Si on m'avait dit, à 15 ans, que la gauche journalistique méprisait les pauvres, encore plus que la droite... Qu'elle préférait les regarder depuis la place du Panthéon que vivre avec... Qu'ayant du mal à les poétiser façon Aragon, elle allait oser les rendre "exotiques" à défaut d'intégrables... Et qu'elle allait même les rendre dingues... Qu'elle allait finir, bien plus que Houellebecq/Onfray/Finkie et les fameux nouveaux réacs par adhérer plus ou moins consciemment à la façon de penser du narrateur de Soumission... tout ça sous-tendu par une féroce misogynie et quelques intimes problèmes techniques masculins...
Pourtant, c'est très exactement ce qui se passe. Les journalistes distribuent des bonnes notes pseudo éthiques entre deux intrigues parisianistes (un journaliste connu est un journaliste qui a intrigué mille fois plus qu'un politique, de signatures en salons, de cafés littéraires en think tanks, d'émissions radio en - graal - passage télé, et à présent, il prêche sur twitter et FB, bloque les polémistes pour sourire avec bonheur à son petit entre-soi durement constitué).
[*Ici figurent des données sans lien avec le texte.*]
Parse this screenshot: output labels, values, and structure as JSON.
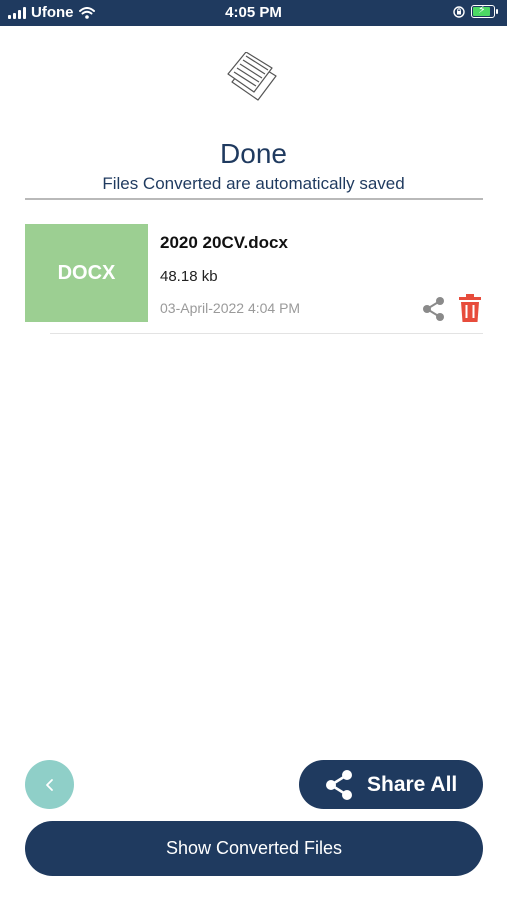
{
  "status_bar": {
    "carrier": "Ufone",
    "time": "4:05 PM",
    "icons": [
      "signal-icon",
      "wifi-icon",
      "orientation-lock-icon",
      "battery-charging-icon"
    ]
  },
  "header": {
    "illustration_icon": "documents-icon",
    "title": "Done",
    "subtitle": "Files Converted are automatically saved"
  },
  "files": [
    {
      "type_label": "DOCX",
      "name": "2020 20CV.docx",
      "size": "48.18 kb",
      "date": "03-April-2022 4:04 PM",
      "actions": [
        "share-icon",
        "trash-icon"
      ]
    }
  ],
  "footer": {
    "back_icon": "chevron-left-icon",
    "share_all_label": "Share All",
    "show_files_label": "Show Converted Files"
  },
  "colors": {
    "primary": "#1f3a5f",
    "thumb_docx": "#9ccf92",
    "back_button": "#8fcfc8",
    "delete": "#e74c3c",
    "share_icon": "#8a8a8a"
  }
}
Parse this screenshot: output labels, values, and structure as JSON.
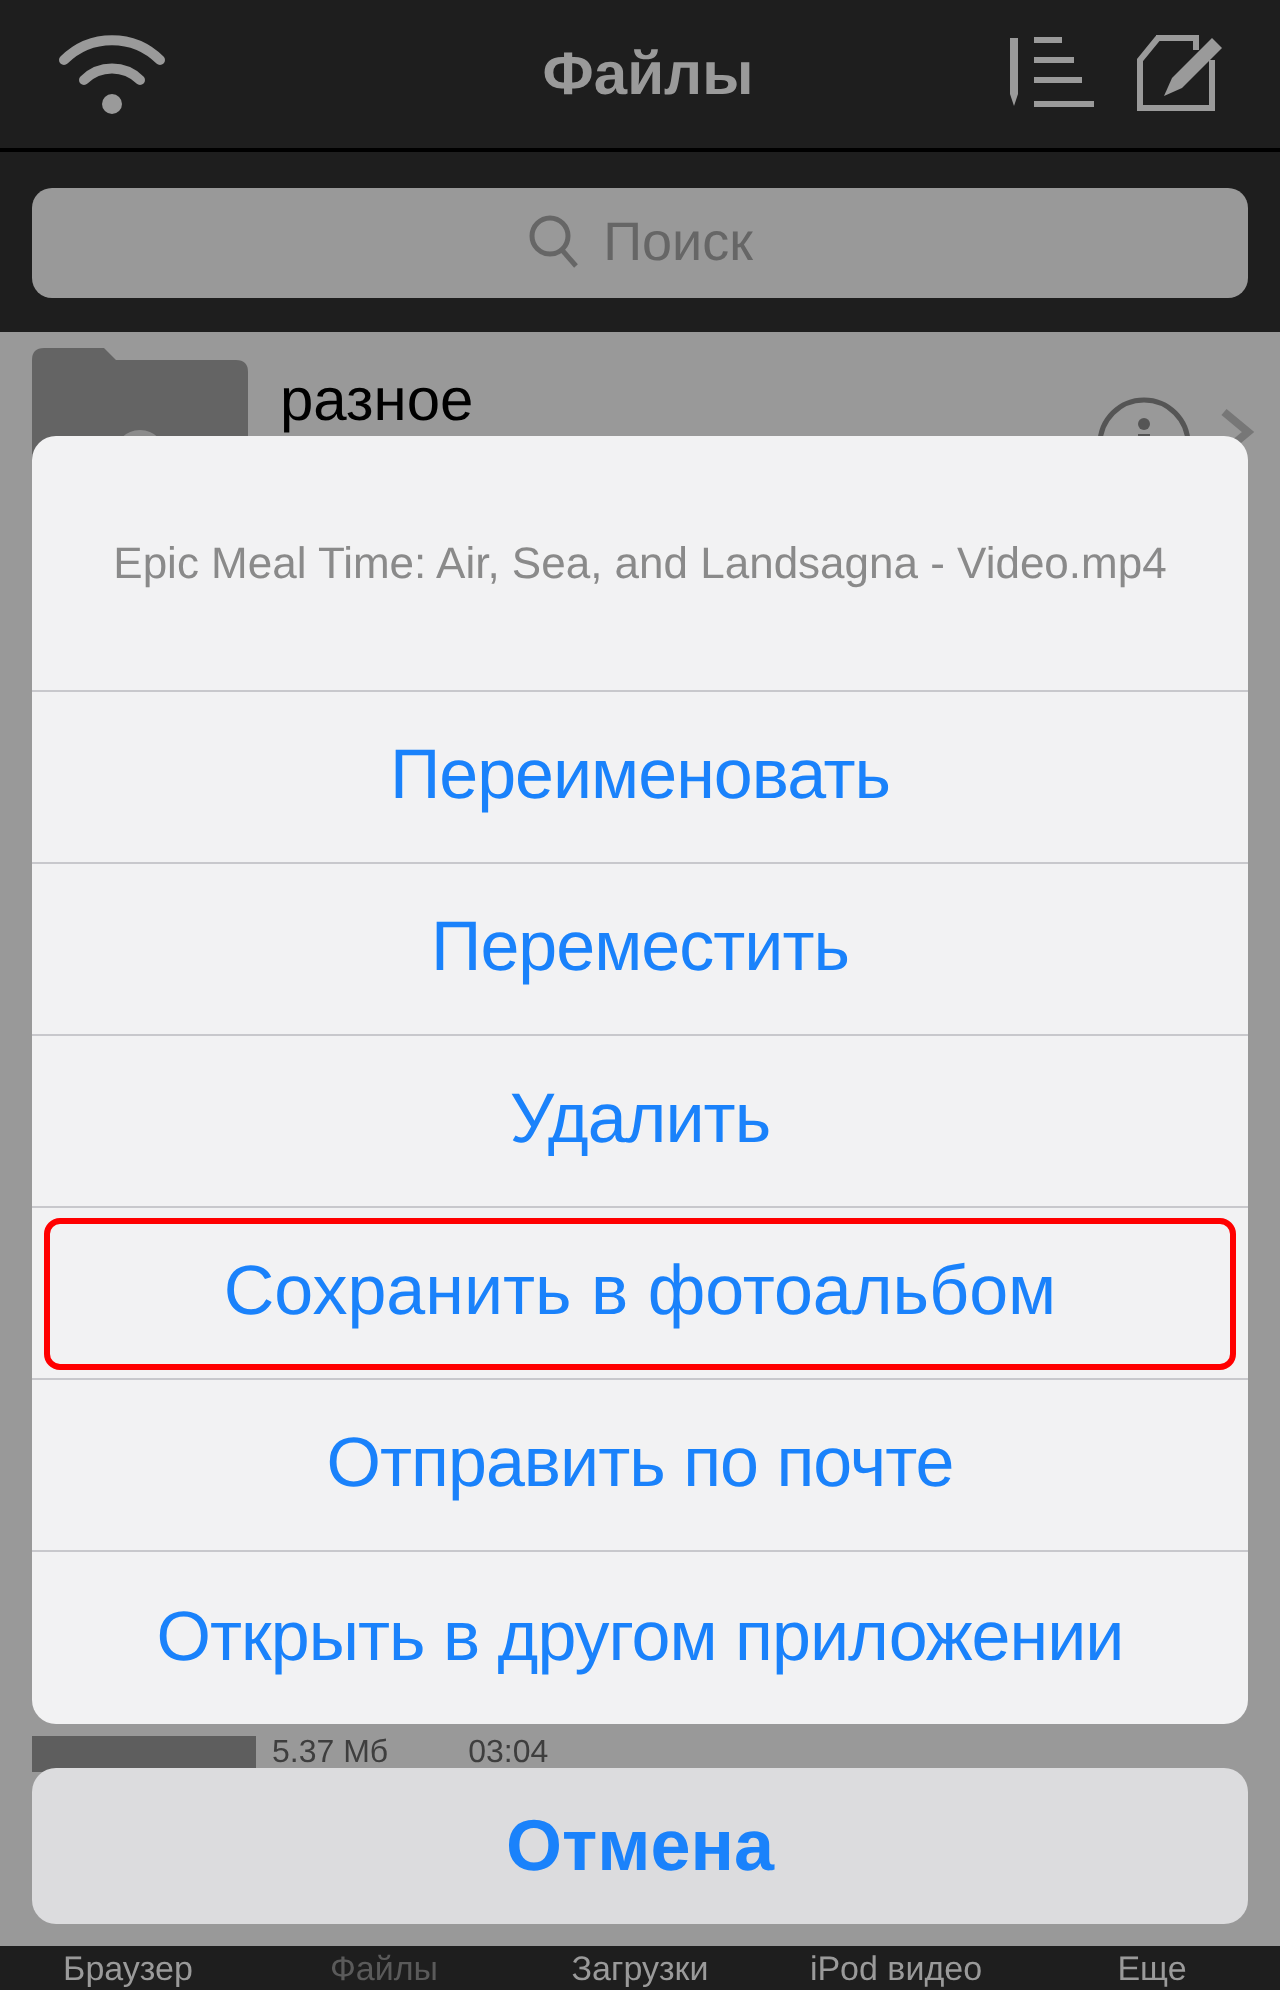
{
  "nav_bar": {
    "title": "Файлы"
  },
  "search": {
    "placeholder": "Поиск"
  },
  "files": [
    {
      "kind": "folder",
      "name": "разное"
    },
    {
      "kind": "video",
      "size": "5.37 Мб",
      "duration": "03:04"
    }
  ],
  "action_sheet": {
    "title": "Epic Meal Time: Air, Sea, and Landsagna - Video.mp4",
    "actions": [
      {
        "label": "Переименовать",
        "highlighted": false
      },
      {
        "label": "Переместить",
        "highlighted": false
      },
      {
        "label": "Удалить",
        "highlighted": false
      },
      {
        "label": "Сохранить в фотоальбом",
        "highlighted": true
      },
      {
        "label": "Отправить по почте",
        "highlighted": false
      },
      {
        "label": "Открыть в другом приложении",
        "highlighted": false
      }
    ],
    "cancel": "Отмена"
  },
  "tab_bar": [
    {
      "label": "Браузер",
      "selected": false
    },
    {
      "label": "Файлы",
      "selected": true
    },
    {
      "label": "Загрузки",
      "selected": false
    },
    {
      "label": "iPod видео",
      "selected": false
    },
    {
      "label": "Еще",
      "selected": false
    }
  ]
}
Avant de dire : "Tous pourris" en parlant des politiques, ayez bien en tête que votre journaliste préféré a un régime fiscal privilégié, et que lorsqu'il est invité à un événement, il y va dans un hôtel 5 étoiles ou dans un coquet B&B, ça relativise toujours un peu sa parole. Je ne l'invente pas, c'est un pote journaliste qui me l'a confié en précisant que s'il dévoile dans les médias les privilèges de sa profession, il signe son arrêt de mort. Je garde donc son anonymat et je demande aux émissions d'investigation un spécial "la face cachée du journalisme". Il est possible que ça reste un voeu pieux, un malheureux - Clément Weil Reynal - a été brisé par ses pairs pour pour avoir dénoncé le corporatisme de la magistrature et son mur des cons. Il est bien un des seuls à avoir mon respect.
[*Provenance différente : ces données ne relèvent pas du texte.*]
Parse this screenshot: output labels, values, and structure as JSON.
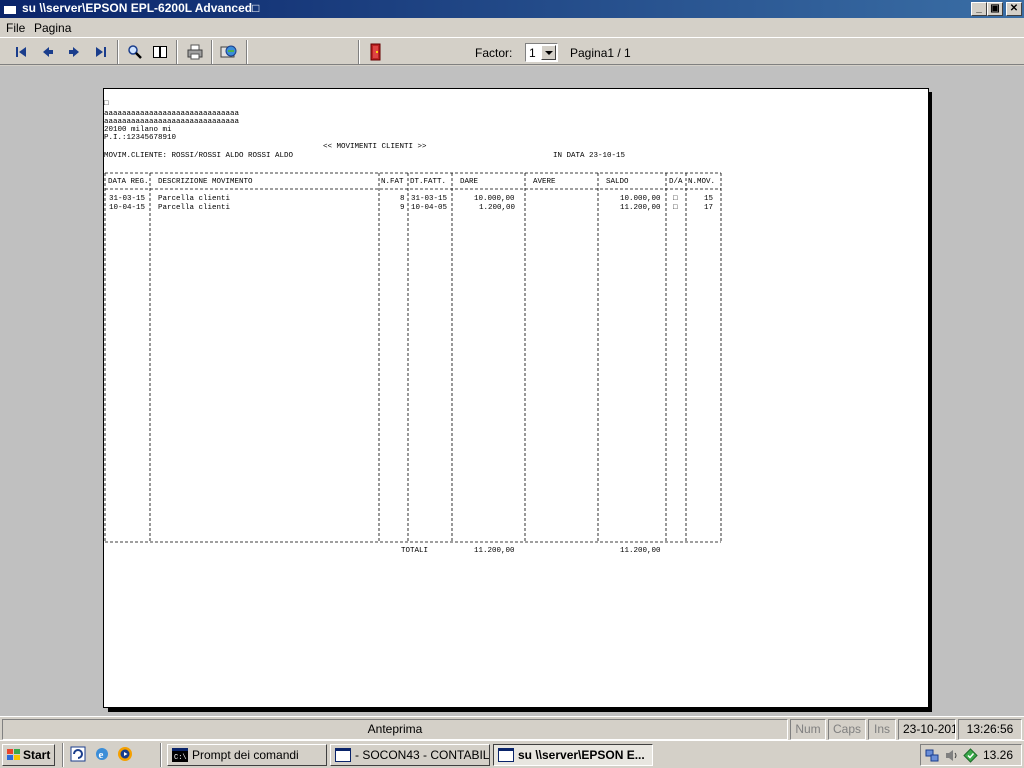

Tout ça pour en arriver où ? A se méfier de tout groupe "révolutionnaire", toute manif savamment orchestrée et abondamment relayée dans les médias, à se demander d'où vient le blé pour organiser des nuits debout pour jeunes manipulables - ça ne s'improvise pas, des mouvements "citoyens", ça exige un financement -, et à se dire que la jalousie mène à tout : même à l'absurde, et surtout au cynisme le plus dégradant.
Pendant ce temps, heureusement, il y a des gens qui bossent dur. Et qui croient en la réussite, l'amour, et leur prochain. Quel que soit le milieu.
Il est curieux de constater que nous vivons désormais dans un système de caste dont il est difficile de sortir. Il n'y a pas si longtemps, un fils de tonnelier devenait maréchal de France par ses mérites et sa volonté de s'instruire, mais il paraît extrêmement difficile de le faire maintenant parce que l'école ne joue plus son rôle. Ceux dont les parents ont le bagage intellectuel ou les moyens pourront pousser leurs enfants plus loin que ceux qui ne "savent" pas.
Nous avons déjà connu ça dans le passé, il y a très longtemps, et cela a très mal fini.
Rédigé par : Le Nain | 17 avril 2016 à 04:26
Oui, le pays s'est asséché, il est arrivé au bout de son plan en deux parties. Il étiquète avec méchanceté les individus et les colle dans des cases irrespirables. C'est pour ça que je me suis jetée dans le design, la décoration : c'est une façon de faire exploser les codes, de montrer que faire son nid, d'y mettre ce quon aime, est un vecteur de liberté.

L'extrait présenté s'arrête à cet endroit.